O também presidente do Eurogrupo realçou, no entanto, o “comportamento positivo das contas públicas ao longo de 2019”, algo que dá “alguma confiança sobre a execução orçamental do ano”.

PIB cresce 2,0%

A economia portuguesa cresceu 2,0% em 2019, uma décima acima do estimado pelo Governo, de acordo com a divulgação dos números do Produto Interno Bruto (PIB) feita esta sexta-feira pelo Instituto Nacional de Estatística (INE). Segundo o INE, no quarto trimestre de 2019, o PIB nacional cresceu 2,2% em termos homólogos (comparação com o mesmo período de 2018) e 0,6% em cadeia (relativamente ao terceiro trimestre de 2019).
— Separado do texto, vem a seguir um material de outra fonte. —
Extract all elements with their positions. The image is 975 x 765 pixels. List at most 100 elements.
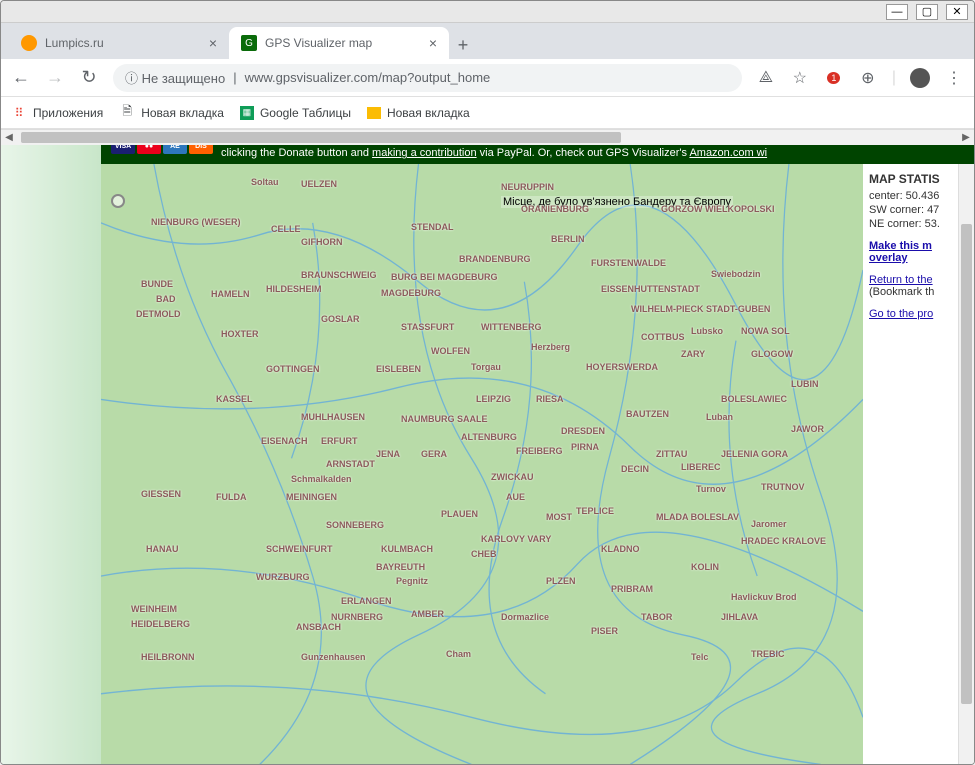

Os números esta sexta-feira superam em uma décima os estimados pelo Governo, Organização para a Cooperação e Desenvolvimento Económico (OCDE), Fundo Monetário Internacional (FMI) e Conselho das Finanças Públicas, mas estão em linha com a previsão do Banco de Portugal e da Comissão Europeia. Estão 0,4 pontos percentuais abaixo do crescimento registado em 2018 (2,4%), ano em que já se tinha assistido a uma desaceleração da economia portuguesa face a 2017 (crescimento de 3,5%).
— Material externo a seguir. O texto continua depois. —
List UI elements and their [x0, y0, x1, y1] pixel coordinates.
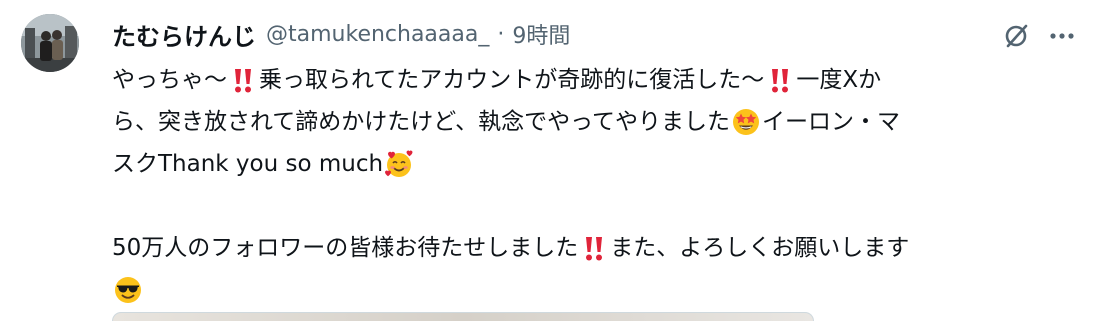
tweet-text-segment: イーロン・マ: [762, 109, 901, 135]
tweet-text-segment: スクThank you so much: [112, 151, 384, 177]
double-exclamation-emoji: [579, 233, 609, 263]
tweet-text-segment: 乗っ取られてたアカウントが奇跡的に復活した～: [259, 67, 765, 93]
grok-button[interactable]: [998, 18, 1034, 54]
smiling-face-with-hearts-emoji: [384, 149, 414, 179]
tweet-text-segment: 一度Xか: [796, 67, 882, 93]
more-icon: [1050, 33, 1074, 39]
more-button[interactable]: [1044, 18, 1080, 54]
double-exclamation-emoji: [765, 65, 795, 95]
avatar-photo: [21, 14, 79, 72]
tweet-text-segment: ら、突き放されて諦めかけたけど、執念でやってやりました: [112, 109, 731, 135]
tweet-text-segment: 50万人のフォロワーの皆様お待たせしました: [112, 235, 579, 261]
tweet-header: たむらけんじ @tamukenchaaaaa_ · 9時間: [112, 16, 570, 52]
tweet-card[interactable]: たむらけんじ @tamukenchaaaaa_ · 9時間 やっちゃ～ 乗っ取ら…: [0, 0, 1107, 321]
display-name[interactable]: たむらけんじ: [112, 17, 256, 52]
tweet-text-segment: また、よろしくお願いします: [610, 235, 910, 261]
tweet-line: 50万人のフォロワーの皆様お待たせしました また、よろしくお願いします: [112, 227, 1087, 269]
double-exclamation-emoji: [228, 65, 258, 95]
star-struck-emoji: [731, 107, 761, 137]
grok-icon: [1005, 24, 1028, 48]
tweet-line: ら、突き放されて諦めかけたけど、執念でやってやりました イーロン・マ: [112, 101, 1087, 143]
tweet-line: [112, 269, 1087, 311]
user-handle[interactable]: @tamukenchaaaaa_: [266, 22, 489, 47]
tweet-line: やっちゃ～ 乗っ取られてたアカウントが奇跡的に復活した～ 一度Xか: [112, 59, 1087, 101]
tweet-line: スクThank you so much: [112, 143, 1087, 185]
tweet-text-segment: やっちゃ～: [112, 67, 227, 93]
separator-dot: ·: [497, 21, 505, 47]
avatar[interactable]: [21, 14, 79, 72]
tweet-text: やっちゃ～ 乗っ取られてたアカウントが奇跡的に復活した～ 一度Xか ら、突き放さ…: [112, 59, 1087, 311]
smiling-face-with-sunglasses-emoji: [113, 275, 143, 305]
timestamp[interactable]: 9時間: [512, 18, 570, 50]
UTAO aponta desvio de 1.488 milhões

Já a Unidade Técnica de Apoio Orçamental (UTAO) afirmou esta sexta-feira, num relatório relativo a 2019, que as receitas e despesas das Administrações Públicas registaram um desvio de 1.488 milhões de euros face ao orçamentado.

O saldo global das Administrações Públicas de -987 milhões de euros ficou acima do valor de -2.475 milhões de euros previsto no OE2019, refletindo, assim, um desvio de 1.488 milhões de euros”, pode ler-se no relatório da UTAO a que a Lusa teve acesso.